By Shakeel Jhazbhay, General Manager: Digital Business Solutions at Datacentrix
As organisations across Africa are starting to invest in Generative AI (GenAI), they must carefully assess its business impact, ensure strategic deployment and account for potential hidden costs.
The African GenAI market is on a rapid growth trajectory, with revenue projected to reach $1.54 billion in 2025. Forecasts indicate an annual growth rate of 41.52 percent expected between 2024 and 2030, resulting in a market volume of $8.75 billion by 2030.
This is according to Statista, which states that AI adoption is still at an early stage within Africa. However, these developments are being driven by rising demand for AI-powered chatbots in customer service and sales, due in turn to the increasing use of smartphones and internet penetration across the region. Statista further affirms that there is a growing focus on the use of AI for predictive maintenance in industries such as agriculture and manufacturing.
PwC’s recent report, entitled the ‘28th Annual Global CEO Survey: Sub-Saharan perspective’, shows that, while AI adoption rates in the Sub-Saharan African region are slightly lower (75 percent) than the global figure of 83 percent, the impact data reveals encouraging signs of effective implementation, with 72 percent planning to adopt or expand their AI initiatives in the next 12 months (compared to 80 percent globally).
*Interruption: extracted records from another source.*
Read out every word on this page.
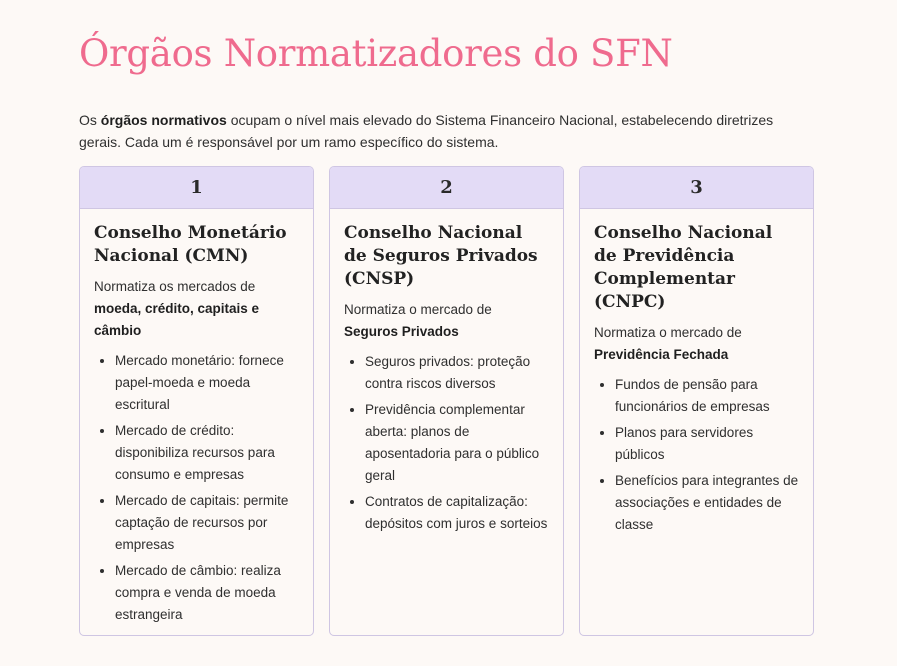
Órgãos Normatizadores do SFN

Os órgãos normativos ocupam o nível mais elevado do Sistema Financeiro Nacional, estabelecendo diretrizes gerais. Cada um é responsável por um ramo específico do sistema.

1
Conselho Monetário Nacional (CMN)

Normatiza os mercados de moeda, crédito, capitais e câmbio

• Mercado monetário: fornece papel-moeda e moeda escritural
• Mercado de crédito: disponibiliza recursos para consumo e empresas
• Mercado de capitais: permite captação de recursos por empresas
• Mercado de câmbio: realiza compra e venda de moeda estrangeira
2
Conselho Nacional de Seguros Privados (CNSP)

Normatiza o mercado de Seguros Privados

• Seguros privados: proteção contra riscos diversos
• Previdência complementar aberta: planos de aposentadoria para o público geral
• Contratos de capitalização: depósitos com juros e sorteios
3
Conselho Nacional de Previdência Complementar (CNPC)

Normatiza o mercado de Previdência Fechada

• Fundos de pensão para funcionários de empresas
• Planos para servidores públicos
• Benefícios para integrantes de associações e entidades de classe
Critical success factors for GenAI deployment
To implement GenAI successfully, businesses should focus on several critical factors. Firstly, strategic alignment is important, as bringing GenAI initiatives in line with business goals ensures relevance and value creation.
Next is data management. The success of GenAI projects is very much dependent on the availability of high-quality data. In addition, data security, privacy and governance must all be prioritised.
Talent and training are additional important factors. Building a skilled workforce capable of using and managing GenAI tools is critical, while upskilling existing employees and hiring specialised talent are additional key components.
Furthermore, the identification of high impact use cases that align with organisational priorities plays a significant role in ensuring focused deployment.
Lastly, monitoring and feedback loops are important, so businesses must look at establishing dashboards to track costs, performance and outcomes, enabling continuous improvement.
Measuring the true business impact of GenAI
While GenAI does hold transformational potential, companies must quantify where its actual value lies. This requires a combination of traditional business metrics and tailored AI-specific measures. This requires a mix of key performance indicators (KPIs) such as:
- Standard business metrics: Revenue growth, cost savings, customer satisfaction and operational efficiency are important gauges here. For example, measuring time saved in content creation or personalised customer interactions can help to quantify ROI.
- KPIs for accuracy: Metrics such as accuracy in meeting business needs can be used to evaluate GenAI’s utility, as well as quality of information, which affects the customer experience.
- Customer and employee experience: Improvements in customer experience (faster response times, for instance) or employee efficiency can also serve as measurable outcomes.
By leveraging these metrics, organisations can move beyond the hype to make data-driven decisions about their AI investments.
Beware of the hidden costs of GenAI implementation
Finally, businesses should also remain mindful of hidden costs that could impact on their AI-related ROI.
The first of these is infrastructure costs, as high computational requirements for training and running models can lead to significant cloud or hardware expenses.
Additionally, fine-tuning and maintaining AI models can become costly, particularly when customising them for specific use cases or keeping them updated over time.
Talent acquisition and retention also requires substantial financial investment, whether it be the hiring of AI experts or the training of existing staff. In addition, data preparation – the cleaning and organising of data for model training - can be resource-intensive and thus costly.
Moving forward with GenAI in Africa
Organisations that take a strategic, measured approach to GenAI will be able to take advantage of its full potential - driving efficiency, innovation and sustainable growth in Africa’s evolving digital landscape.